Boeing has submitted to the Danish Ministry of Defence a Request for Insight, which requires the former to provide all materials related to the fighter procurement evaluation and decision announced in June this year.

This is the first step toward bringing a formal legal challenge of the Danish MoD’s evaluation regarding the country’s next fighter jet in which it selected Lockheed Martin’s F-35 over the Boeing F/A-18.

“As we said when the decision was announced, we believe the Ministry’s evaluation of the competitors was fundamentally flawed and inaccurately assessed the cost and capability of the F/A-18 Super Hornet,” said Debbie Rub, vice president and general manager, Boeing Global Strike Thursday. “We’re taking this step because there’s too much at stake for Denmark and, potentially, other countries considering the Super Hornet.”

The Danish government rated F-35A as superior to Eurofighter Typhoon and F/A-18F Super Hornet in every category from combat performance to cost.
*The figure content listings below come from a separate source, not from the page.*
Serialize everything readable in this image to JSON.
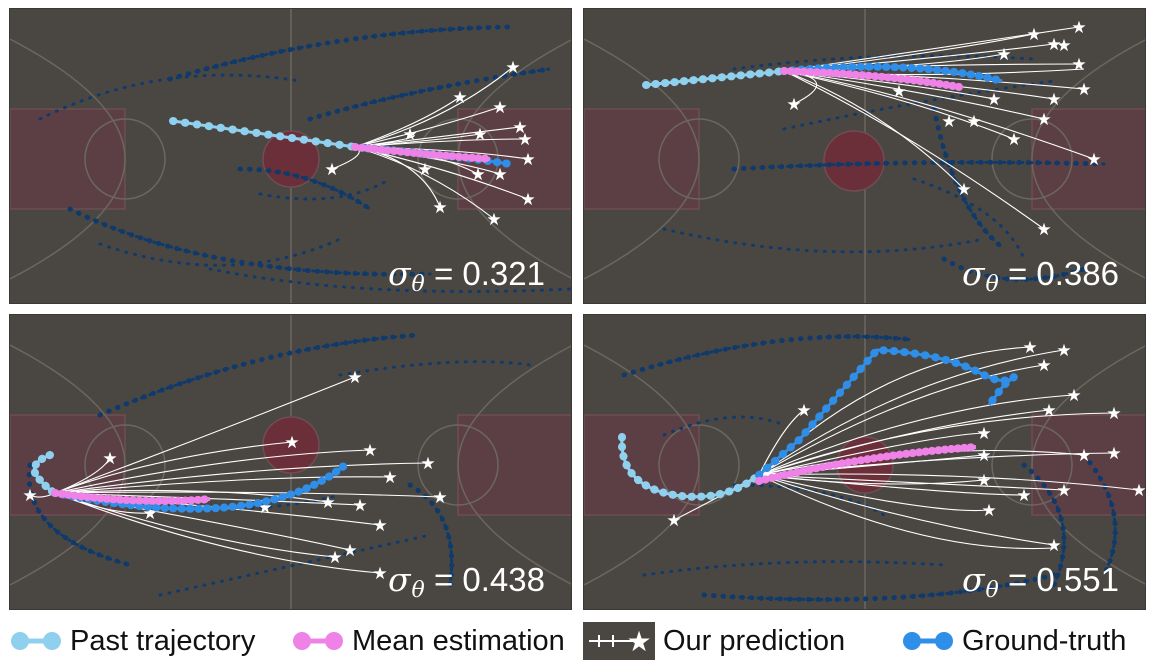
{
  "panels": [
    {
      "sigma_value": "0.321"
    },
    {
      "sigma_value": "0.386"
    },
    {
      "sigma_value": "0.438"
    },
    {
      "sigma_value": "0.551"
    }
  ],
  "sigma_symbol": "σ",
  "sigma_subscript": "θ",
  "sigma_equals": " = ",
  "legend": [
    {
      "label": "Past trajectory",
      "icon": "past-trajectory-icon",
      "color": "#8fd0ee"
    },
    {
      "label": "Mean estimation",
      "icon": "mean-estimation-icon",
      "color": "#ee82e6"
    },
    {
      "label": "Our prediction",
      "icon": "prediction-star-icon",
      "color": "#ffffff"
    },
    {
      "label": "Ground-truth",
      "icon": "ground-truth-icon",
      "color": "#2f8ee8"
    }
  ],
  "colors": {
    "court": "#4a4742",
    "court_lines": "#6b6760",
    "paint": "#5c3f45",
    "other_players": "#0f3a6b",
    "past": "#8fd0ee",
    "mean": "#ee82e6",
    "ground_truth": "#2f8ee8",
    "prediction": "#ffffff"
  }
}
Boeing presented its concerns with the evaluation process to the Danish Parliament Defence Committee prior to the award decision earlier this year, taking issue, in particular, with the Ministry’s estimate that the Super Hornet would cost up to twice as much as detailed in US Department of Defense budget documents.

“Denmark deserves to know beyond a shadow of doubt that a fair and transparent process was used to select the country’s future fighter fleet,” Rub said.

“Our action today underscores our belief that the Ministry’s evaluation of each of the four selection criteria fell short of these objectives and must be reviewed to the fullest extent allowed under Danish law.”

Soon after Boeing questioned the selection process, Denmark argued in May that they would buy lesser number of F-35 than Eurofighters and Super Hornets as F-35 is designed to last for more than 8,000 flight hours whereas the other aircraft can only last 6,000. The life-cycle cost evaluation considered this 33 percent increase in service life as Denmark chose a 30-year timeframe for assessment. A shorter timeframe would have given them a different winner.